• Resolved dingdang

    (@dingdang)


    Hello,

    as you have implemented the ability to set logic in the chain with some limits:
    * there is no way to say “logged in users excluding ABC OR logged out users” (why?)
    * the treating as “NO” is not clear if it happens when the page visited doesn’t match the rules AND (OR) the “Who?” part DOES NOT match

    Some bugs happen or it is just a consequence of the bad implementation – let say a role (i.e. logged in user is selected) is limited to view some pages otherwise to redirect to some URL (which works), then when a rule for “not logged in user” is added, for some reason it falls in the first rule and also redirects on the above match (which is nothing related to “not logged in users”)

    I am not sure if the above is clear, but for example:
    * if you set a rule “logged out users” can see “any page of the site” that automatically would mean that logged out users can’t see anything. This shouldn’t be so.
    Why I need such a rule – just because of the bug described early – logged out users (again because they fall in the exception of previous rules) are forced to some redirects. Then this could be fixed with a simple rule as above – just to enable them to see all the pages, but unfortunately such a rule just bans all logged in users.

    How do you propose for example to set up a simple chain of rules to:
    – role A should be able to see just 5 pages including home
    – role B should be able to see just the 5 pages above and 2 other pages, excluding home, and if it is another page, to be redirected to page X (one of the two) (here happens the redirect for not logged in users as well) NOTE: we don’t need to redirect logged out users!)

Viewing 3 replies - 1 through 3 (of 3 total)
  • Thread Starter dingdang

    (@dingdang)

    P.S. To be more precise here is a lot simpler question how to do:
    I want the home page to be able to be seen by logged out users and any other logged in user except with a role X.

    I hope you see here the problem of your implementation: if I set a rule for logged our users (to be able to see the home page), that would make all the logged in to be forbidden; if I first set the rule for logged in except.. then the logged out will get forbidden. And the next rule in the chain is ignored.

    Plugin Author Daniel Iser

    (@danieliser)

    @dingdang – Sorry to hear your running into trouble.

    Couple things from the top:

    1. If you need boolean based user targeting, Pro offers “Custom” which expands to a full boolean editor, along with more user rules such as ecommerce based rules for purchase history or subscriptions etc.

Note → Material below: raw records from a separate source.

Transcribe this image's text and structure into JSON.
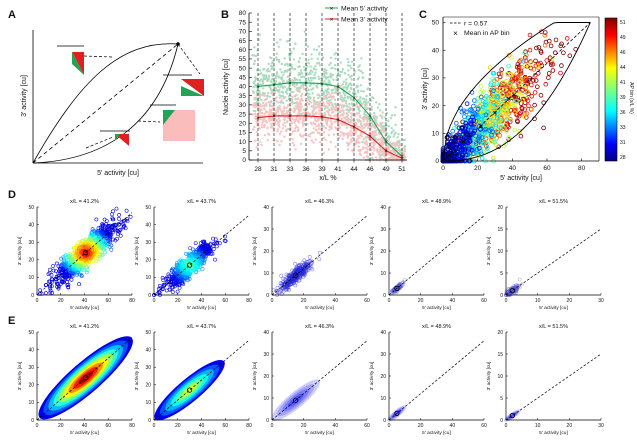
{
  "panel_letters": {
    "a": "A",
    "b": "B",
    "c": "C",
    "d": "D",
    "e": "E"
  },
  "chart_data": [
    {
      "panel": "A",
      "type": "diagram",
      "xlabel": "5' activity [cu]",
      "ylabel": "3' activity [cu]",
      "description_marks": [
        "diagonal",
        "upper-bound-curve",
        "lower-bound-curve"
      ]
    },
    {
      "panel": "B",
      "type": "line",
      "title": "",
      "xlabel": "x/L %",
      "ylabel": "Nuclei activity [cu]",
      "ylim": [
        0,
        80
      ],
      "yticks": [
        0,
        5,
        10,
        15,
        20,
        25,
        30,
        35,
        40,
        45,
        50,
        55,
        60,
        65,
        70,
        75,
        80
      ],
      "x_ticklabels": [
        "28",
        "31",
        "33",
        "36",
        "39",
        "41",
        "44",
        "46",
        "49",
        "51"
      ],
      "series": [
        {
          "name": "Mean 5' activity",
          "color": "#22a355",
          "values": [
            40,
            41,
            42,
            42,
            41.5,
            40,
            34,
            24,
            10,
            2
          ]
        },
        {
          "name": "Mean 3' activity",
          "color": "#e02020",
          "values": [
            23,
            24,
            24,
            24,
            23.5,
            22,
            18,
            13,
            5,
            1
          ]
        }
      ]
    },
    {
      "panel": "C",
      "type": "scatter",
      "xlabel": "5' activity [cu]",
      "ylabel": "3' activity [cu]",
      "xlim": [
        0,
        90
      ],
      "ylim": [
        0,
        52
      ],
      "xticks": [
        0,
        20,
        40,
        60,
        80
      ],
      "yticks": [
        0,
        10,
        20,
        30,
        40,
        50
      ],
      "legend": [
        "r = 0.57",
        "Mean in AP bin"
      ],
      "colorbar_label": "AP bin (x/L %)",
      "colorbar_ticks": [
        "51",
        "49",
        "46",
        "44",
        "41",
        "39",
        "36",
        "33",
        "31",
        "28"
      ],
      "ap_bin_means": [
        [
          41,
          24
        ],
        [
          38,
          22.5
        ],
        [
          30,
          17.5
        ],
        [
          22,
          12.5
        ],
        [
          12,
          7
        ],
        [
          4,
          2
        ]
      ]
    },
    {
      "panel": "D",
      "type": "scatter",
      "xlabel": "5' activity [cu]",
      "ylabel": "3' activity [cu]",
      "subplots": [
        {
          "title": "x/L = 41.2%",
          "xlim": [
            0,
            80
          ],
          "ylim": [
            0,
            50
          ],
          "xticks": [
            "0",
            "20",
            "40",
            "60",
            "80"
          ],
          "yticks": [
            "0",
            "10",
            "20",
            "30",
            "40",
            "50"
          ],
          "mean": [
            41,
            24
          ],
          "density": "high"
        },
        {
          "title": "x/L = 43.7%",
          "xlim": [
            0,
            80
          ],
          "ylim": [
            0,
            50
          ],
          "xticks": [
            "0",
            "20",
            "40",
            "60",
            "80"
          ],
          "yticks": [
            "0",
            "10",
            "20",
            "30",
            "40",
            "50"
          ],
          "mean": [
            30,
            17
          ],
          "density": "medium"
        },
        {
          "title": "x/L = 46.3%",
          "xlim": [
            0,
            60
          ],
          "ylim": [
            0,
            40
          ],
          "xticks": [
            "0",
            "20",
            "40",
            "60"
          ],
          "yticks": [
            "0",
            "10",
            "20",
            "30",
            "40"
          ],
          "mean": [
            15,
            9
          ],
          "density": "low"
        },
        {
          "title": "x/L = 48.9%",
          "xlim": [
            0,
            60
          ],
          "ylim": [
            0,
            40
          ],
          "xticks": [
            "0",
            "20",
            "40",
            "60"
          ],
          "yticks": [
            "0",
            "10",
            "20",
            "30",
            "40"
          ],
          "mean": [
            5,
            3
          ],
          "density": "sparse"
        },
        {
          "title": "x/L = 51.5%",
          "xlim": [
            0,
            30
          ],
          "ylim": [
            0,
            20
          ],
          "xticks": [
            "0",
            "10",
            "20",
            "30"
          ],
          "yticks": [
            "0",
            "5",
            "10",
            "15",
            "20"
          ],
          "mean": [
            2,
            1
          ],
          "density": "sparse"
        }
      ]
    },
    {
      "panel": "E",
      "type": "heatmap",
      "xlabel": "5' activity [cu]",
      "ylabel": "3' activity [cu]",
      "subplots": [
        {
          "title": "x/L = 41.2%",
          "xlim": [
            0,
            80
          ],
          "ylim": [
            0,
            50
          ],
          "xticks": [
            "0",
            "20",
            "40",
            "60",
            "80"
          ],
          "yticks": [
            "0",
            "10",
            "20",
            "30",
            "40",
            "50"
          ],
          "mean": [
            41,
            24
          ],
          "density": "high"
        },
        {
          "title": "x/L = 43.7%",
          "xlim": [
            0,
            80
          ],
          "ylim": [
            0,
            50
          ],
          "xticks": [
            "0",
            "20",
            "40",
            "60",
            "80"
          ],
          "yticks": [
            "0",
            "10",
            "20",
            "30",
            "40",
            "50"
          ],
          "mean": [
            30,
            17
          ],
          "density": "medium"
        },
        {
          "title": "x/L = 46.3%",
          "xlim": [
            0,
            60
          ],
          "ylim": [
            0,
            40
          ],
          "xticks": [
            "0",
            "20",
            "40",
            "60"
          ],
          "yticks": [
            "0",
            "10",
            "20",
            "30",
            "40"
          ],
          "mean": [
            15,
            9
          ],
          "density": "low"
        },
        {
          "title": "x/L = 48.9%",
          "xlim": [
            0,
            60
          ],
          "ylim": [
            0,
            40
          ],
          "xticks": [
            "0",
            "20",
            "40",
            "60"
          ],
          "yticks": [
            "0",
            "10",
            "20",
            "30",
            "40"
          ],
          "mean": [
            5,
            3
          ],
          "density": "sparse"
        },
        {
          "title": "x/L = 51.5%",
          "xlim": [
            0,
            30
          ],
          "ylim": [
            0,
            20
          ],
          "xticks": [
            "0",
            "10",
            "20",
            "30"
          ],
          "yticks": [
            "0",
            "5",
            "10",
            "15",
            "20"
          ],
          "mean": [
            2,
            1
          ],
          "density": "sparse"
        }
      ]
    }
  ]
}
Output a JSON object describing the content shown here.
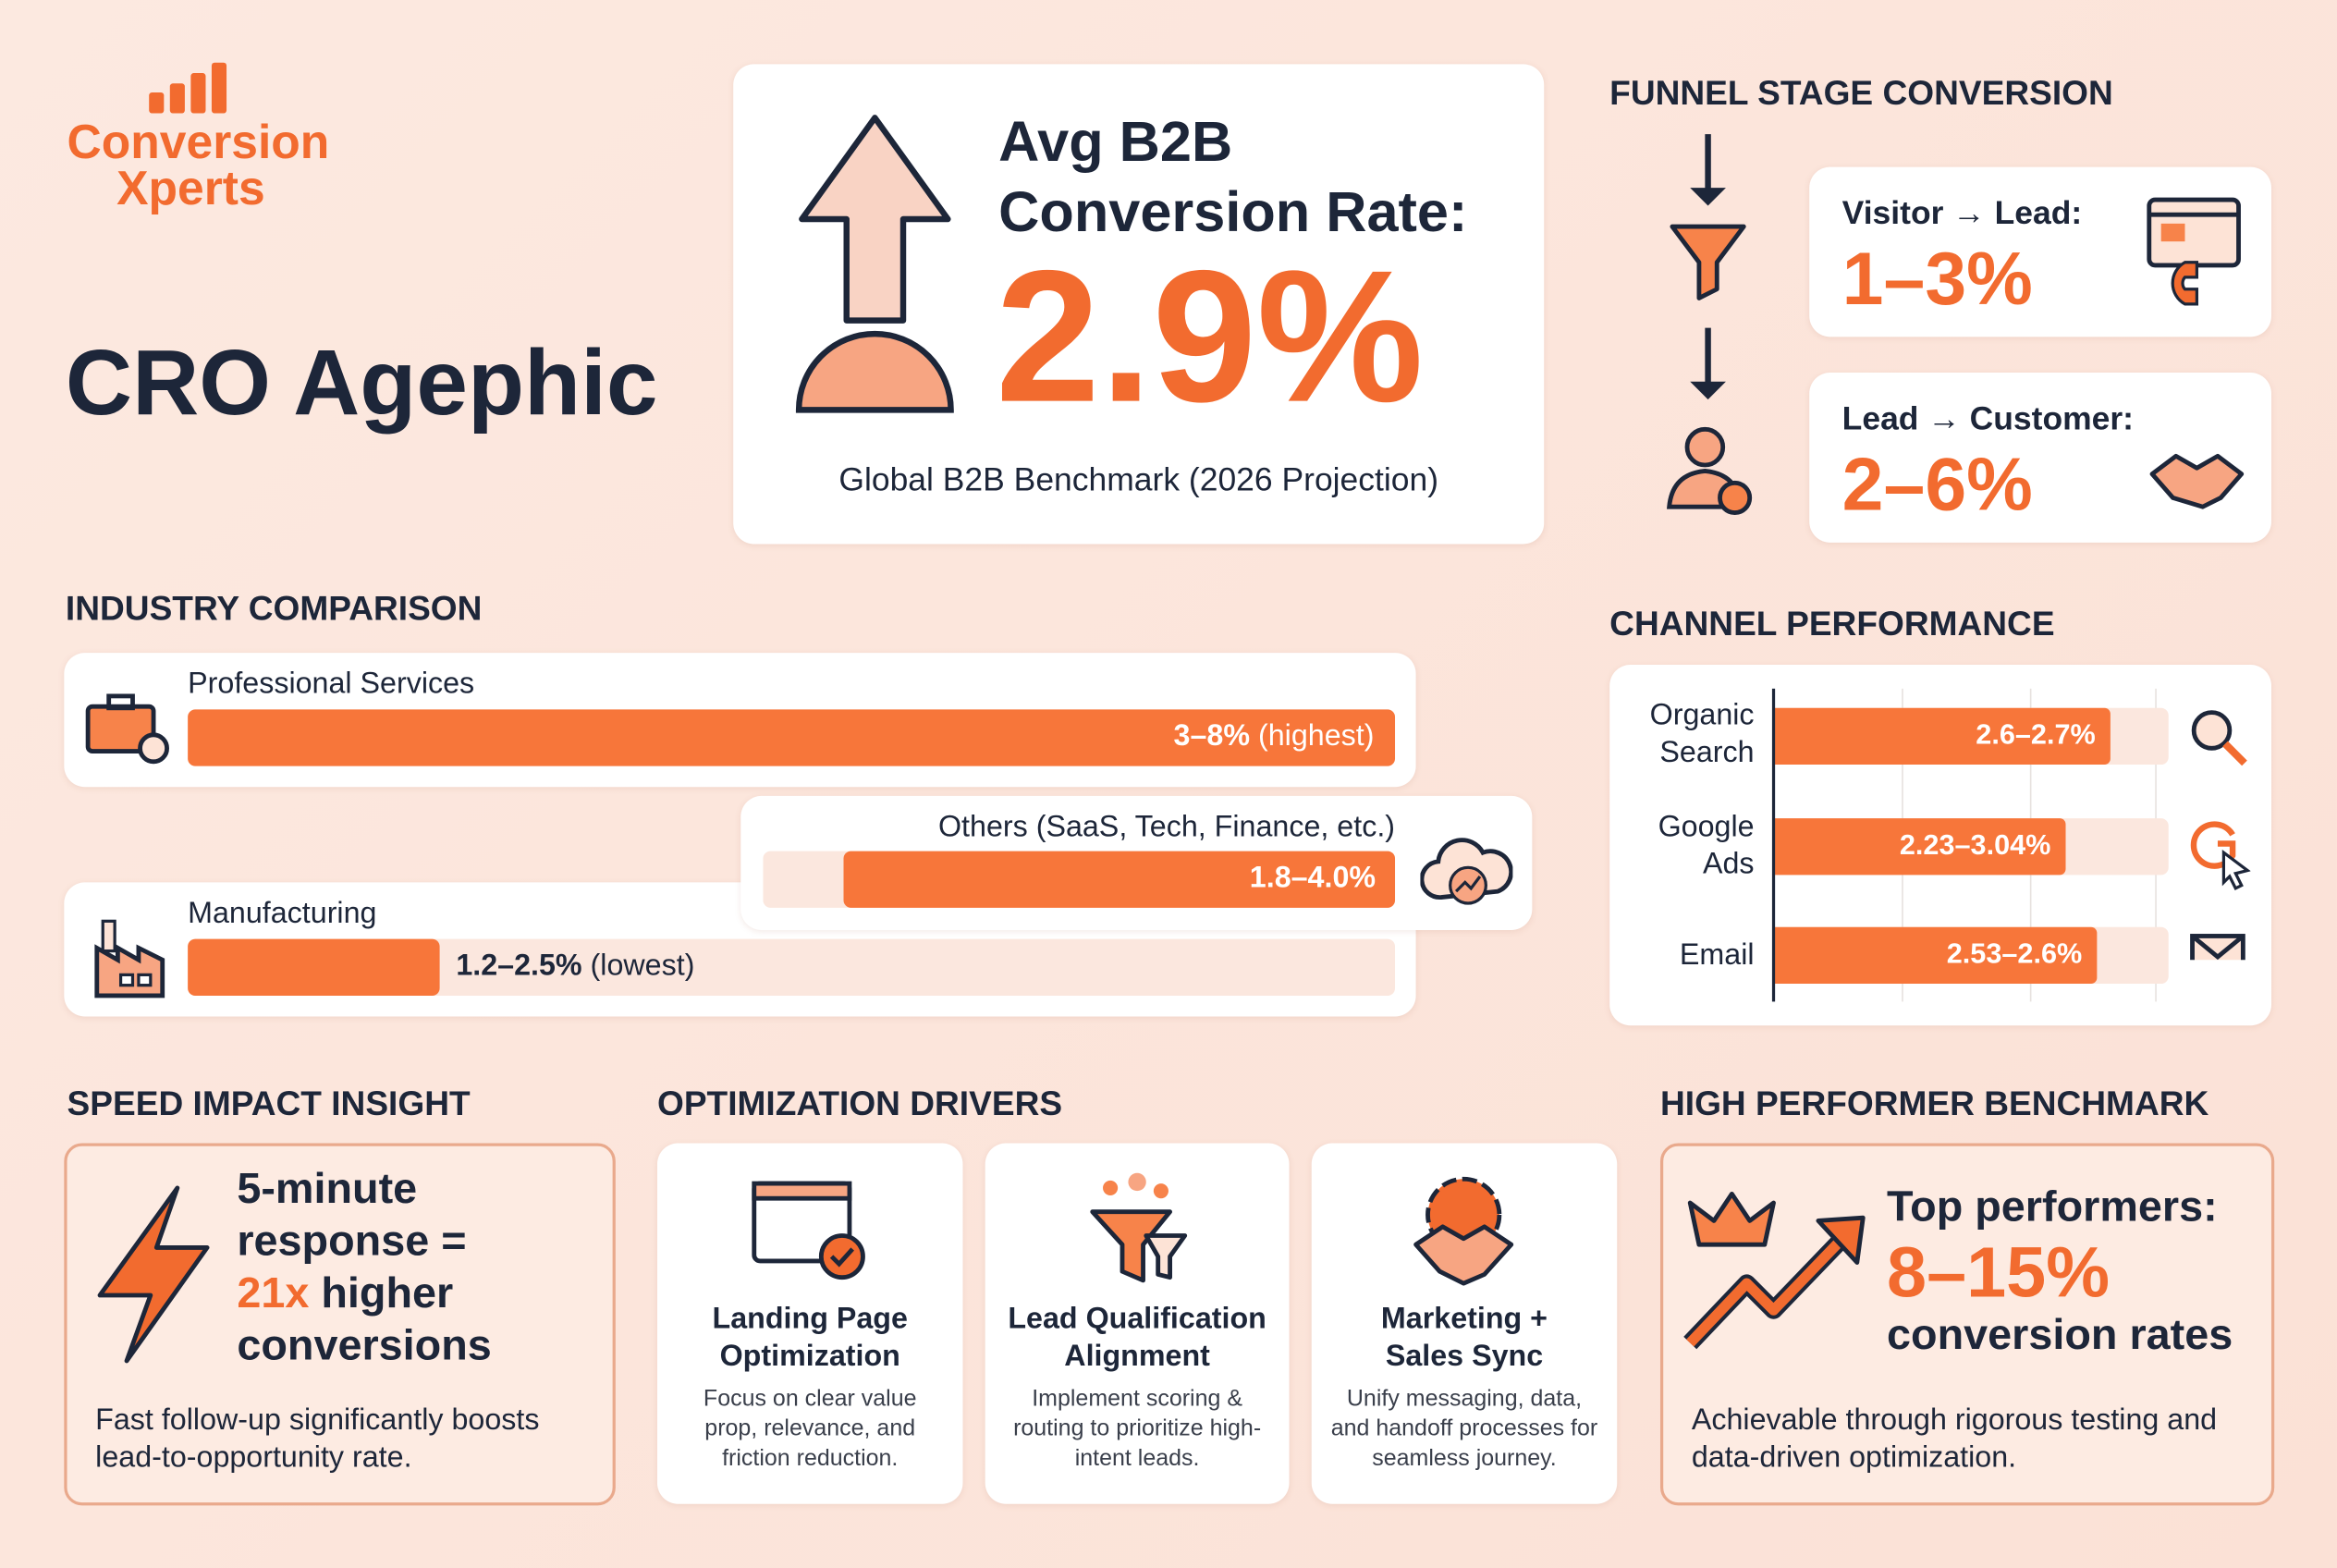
{
  "brand": {
    "line1": "Conversion",
    "line2": "Xperts"
  },
  "title": "CRO Agephic",
  "hero": {
    "heading": "Avg B2B Conversion Rate:",
    "value": "2.9%",
    "caption": "Global B2B Benchmark (2026 Projection)"
  },
  "funnel": {
    "heading": "FUNNEL STAGE CONVERSION",
    "stages": [
      {
        "label": "Visitor → Lead:",
        "value": "1–3%"
      },
      {
        "label": "Lead → Customer:",
        "value": "2–6%"
      }
    ]
  },
  "industry": {
    "heading": "INDUSTRY COMPARISON",
    "rows": [
      {
        "label": "Professional Services",
        "value": "3–8%",
        "note": "(highest)"
      },
      {
        "label": "Others (SaaS, Tech, Finance, etc.)",
        "value": "1.8–4.0%"
      },
      {
        "label": "Manufacturing",
        "value": "1.2–2.5%",
        "note": "(lowest)"
      }
    ]
  },
  "channels": {
    "heading": "CHANNEL PERFORMANCE",
    "rows": [
      {
        "label": "Organic Search",
        "value": "2.6–2.7%"
      },
      {
        "label": "Google Ads",
        "value": "2.23–3.04%"
      },
      {
        "label": "Email",
        "value": "2.53–2.6%"
      }
    ]
  },
  "speed": {
    "heading": "SPEED IMPACT INSIGHT",
    "headline_start": "5-minute response =",
    "highlight": "21x",
    "headline_end": "higher conversions",
    "body": "Fast follow-up significantly boosts lead-to-opportunity rate."
  },
  "drivers": {
    "heading": "OPTIMIZATION DRIVERS",
    "items": [
      {
        "title": "Landing Page Optimization",
        "body": "Focus on clear value prop, relevance, and friction reduction."
      },
      {
        "title": "Lead Qualification Alignment",
        "body": "Implement scoring & routing to prioritize high-intent leads."
      },
      {
        "title": "Marketing + Sales Sync",
        "body": "Unify messaging, data, and handoff processes for seamless journey."
      }
    ]
  },
  "benchmark": {
    "heading": "HIGH PERFORMER BENCHMARK",
    "line1": "Top performers:",
    "value": "8–15%",
    "line2": "conversion rates",
    "body": "Achievable through rigorous testing and data-driven optimization."
  }
}
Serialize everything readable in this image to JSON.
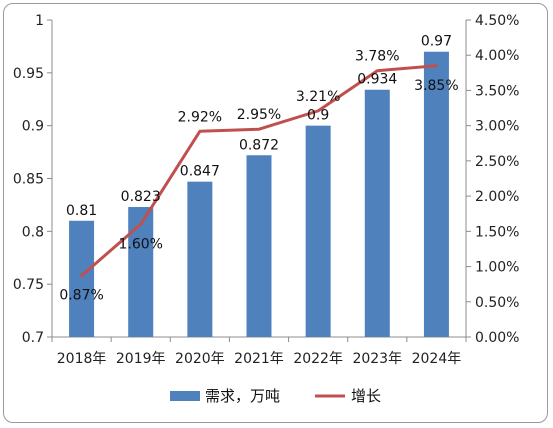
{
  "chart_data": {
    "type": "bar+line",
    "categories": [
      "2018年",
      "2019年",
      "2020年",
      "2021年",
      "2022年",
      "2023年",
      "2024年"
    ],
    "series": [
      {
        "name": "需求，万吨",
        "type": "bar",
        "axis": "left",
        "values": [
          0.81,
          0.823,
          0.847,
          0.872,
          0.9,
          0.934,
          0.97
        ],
        "labels": [
          "0.81",
          "0.823",
          "0.847",
          "0.872",
          "0.9",
          "0.934",
          "0.97"
        ],
        "color": "#4f81bd"
      },
      {
        "name": "增长",
        "type": "line",
        "axis": "right",
        "values": [
          0.0087,
          0.016,
          0.0292,
          0.0295,
          0.0321,
          0.0378,
          0.0385
        ],
        "labels": [
          "0.87%",
          "1.60%",
          "2.92%",
          "2.95%",
          "3.21%",
          "3.78%",
          "3.85%"
        ],
        "color": "#c0504d"
      }
    ],
    "left_axis": {
      "ylim": [
        0.7,
        1.0
      ],
      "ticks": [
        0.7,
        0.75,
        0.8,
        0.85,
        0.9,
        0.95,
        1
      ],
      "tick_labels": [
        "0.7",
        "0.75",
        "0.8",
        "0.85",
        "0.9",
        "0.95",
        "1"
      ]
    },
    "right_axis": {
      "ylim": [
        0,
        0.045
      ],
      "ticks": [
        0,
        0.005,
        0.01,
        0.015,
        0.02,
        0.025,
        0.03,
        0.035,
        0.04,
        0.045
      ],
      "tick_labels": [
        "0.00%",
        "0.50%",
        "1.00%",
        "1.50%",
        "2.00%",
        "2.50%",
        "3.00%",
        "3.50%",
        "4.00%",
        "4.50%"
      ]
    },
    "grid": false,
    "legend_position": "bottom"
  }
}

      With that you can mix & match use of AND/OR, Groups & Negative rules, no limits.

    2. “Who can see this content” is pretty specific already we thought, but heres a quick breakdown in order of how things are processed on the front end:

      a. The “Who” specifies which users the restriction applies to. We check this first, as if they are allowed, no reason to waste performance checking content matches.

      b. Content rules: or the “What”, specify what content the restriction is applied to, if its not applied to a specific content, you should expect nothing to happen from our plugin.

      c. Protection Method: or the “How” determines how the content will be protected if both the user check failed & content rules matched.

    3. Rulesets are applied in priority sort order, or via a filter all at once.

      Default: Prioritized handling, works for 99% of use cases, simply put highest priority groups up top, lowest at the bottom. Once we find a restriction that matches we don’t check the others.

      For sites with membership levels etc, Gold first, Silver second etc. This ensures highest teir always wins out once matched.

      In your case this may or may not work because you really need to know whether they fit into either group or both.

      Collective: Runs all restrictions, still in order, but applies them all every time, no bailing early.

      This one currently is only enabled with a filter as it requires understanding the nuance issue your actually trying to solve and opting to do this sitewide, otherwise its extremely heavy for most users to enable by accident for sites with 10 levels where Default works great with no performance hits.

      Its in our troubleshooting doc here: https://contentcontrolplugin.com/docs/troubleshooting/basic-troubleshooting-guide/#h-my-restriction-isn-t-working-the-way-i-want

    Let me know if I missed anything.

    • This reply was modified 11 months, 2 weeks ago by Daniel Iser. Reason: fix aweful formatting of lists
    Plugin Author Daniel Iser

    (@danieliser)

    problem of your implementation

    @dingdang – Not sure its really a problem, more of a specific choice towards optimization over brute force where optimization is most appropriate in the majority of use cases.

    See the above solutions, we did consider these scenarios ??, even built in a solution, its just not exposed as a setting at this time as its difficult to explain what it does and why its needed in a single line (or even a paragraph as you rephrased yourself several times).